Here, the court agrees with Ms. Durham. As the Eleventh Circuit held, Ms. Durham's affidavit—in which she attested that she saw job postings for open dispatcher positions when she requested an accommodation—is sufficient to create a dispute of fact about whether any dispatcher positions existed at that time. Durham, 955 F.3d at 1282 & n.3. Rural/Metro's only argument in support of its second stated reason for failing to accommodate Ms. Durham is that its evidence that no dispatcher positions existed outweighs Ms. Durham's evidence that dispatcher positions did exist. (Doc. 73 at 13-17; Doc. 77 at 10). The court cannot make credibility determinations or weigh the evidence at the summary judgment stage. See Hamilton, 680 F.3d at 1318. A reasonable jury could find that there were open dispatcher positions when Ms. Durham requested an accommodation.

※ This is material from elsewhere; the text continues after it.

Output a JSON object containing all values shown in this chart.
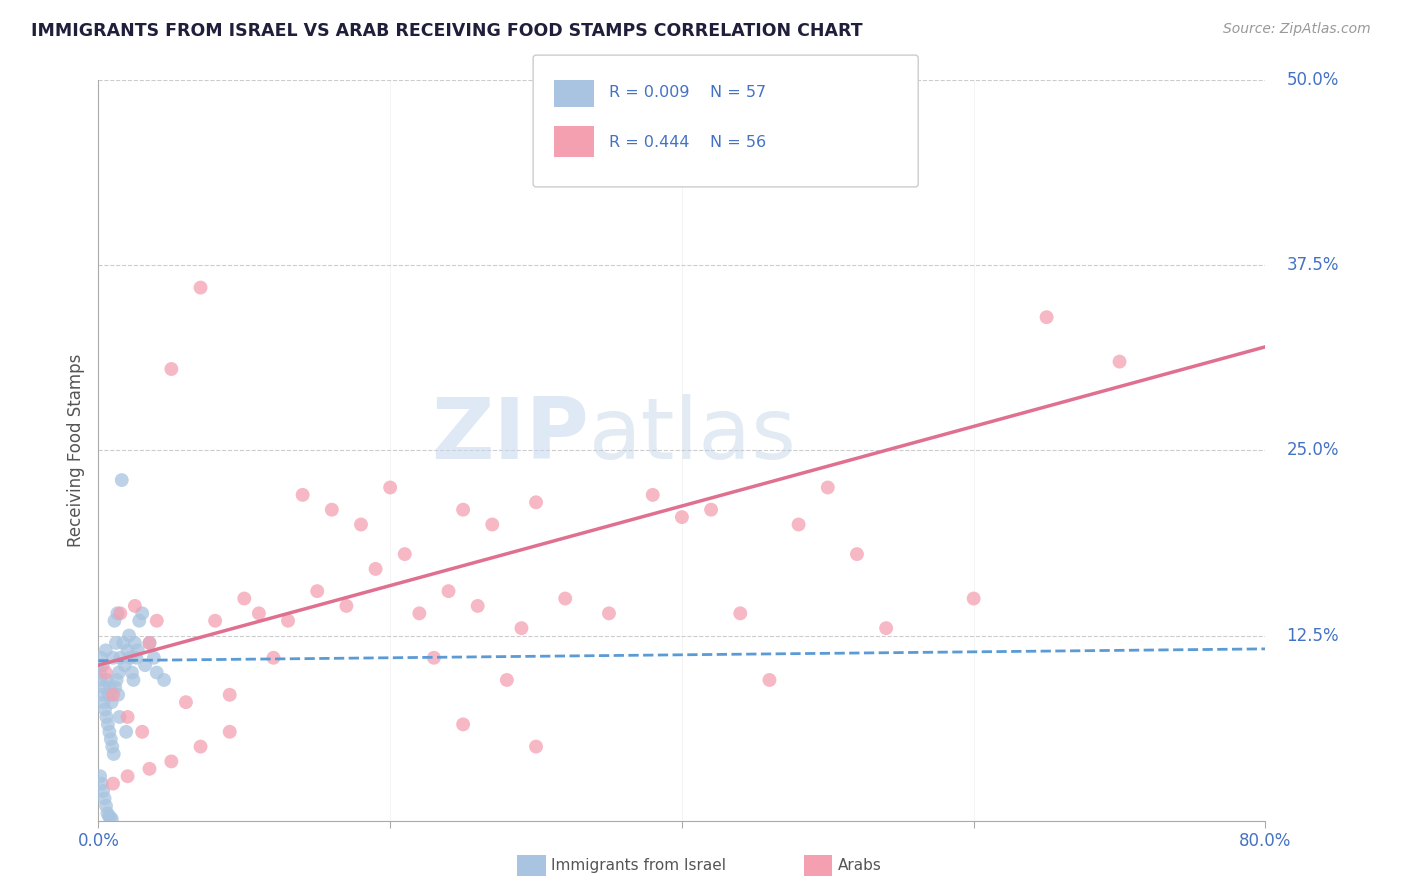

Rural/Metro makes no other arguments in support of summary judgment as to the part of Ms. Durham's claim relating to the denial of a dispatcher position as an accommodation for her pregnancy-related work restrictions. Accordingly, the court DENIES the motion for summary judgment with respect to that claim.
IV. CONCLUSION
The court GRANTS IN PART AND DENIES IN PART Rural/Metro's motion for summary judgment. The court GRANTS the motion as to any claim that Rural/Metro discriminated against Ms. Durham by denying her a light duty position, and WILL ENTER SUMMARY JUDGMENT in favor of Rural/Metro and against Ms. Durham on that claim. However, the court DENIES the motion as to the claim that Rural/Metro discriminated against Ms. Durham by denying her a dispatcher position.
The court will enter a separate partial judgment consistent with this opinion.
DONE and ORDERED this November 30, 2020.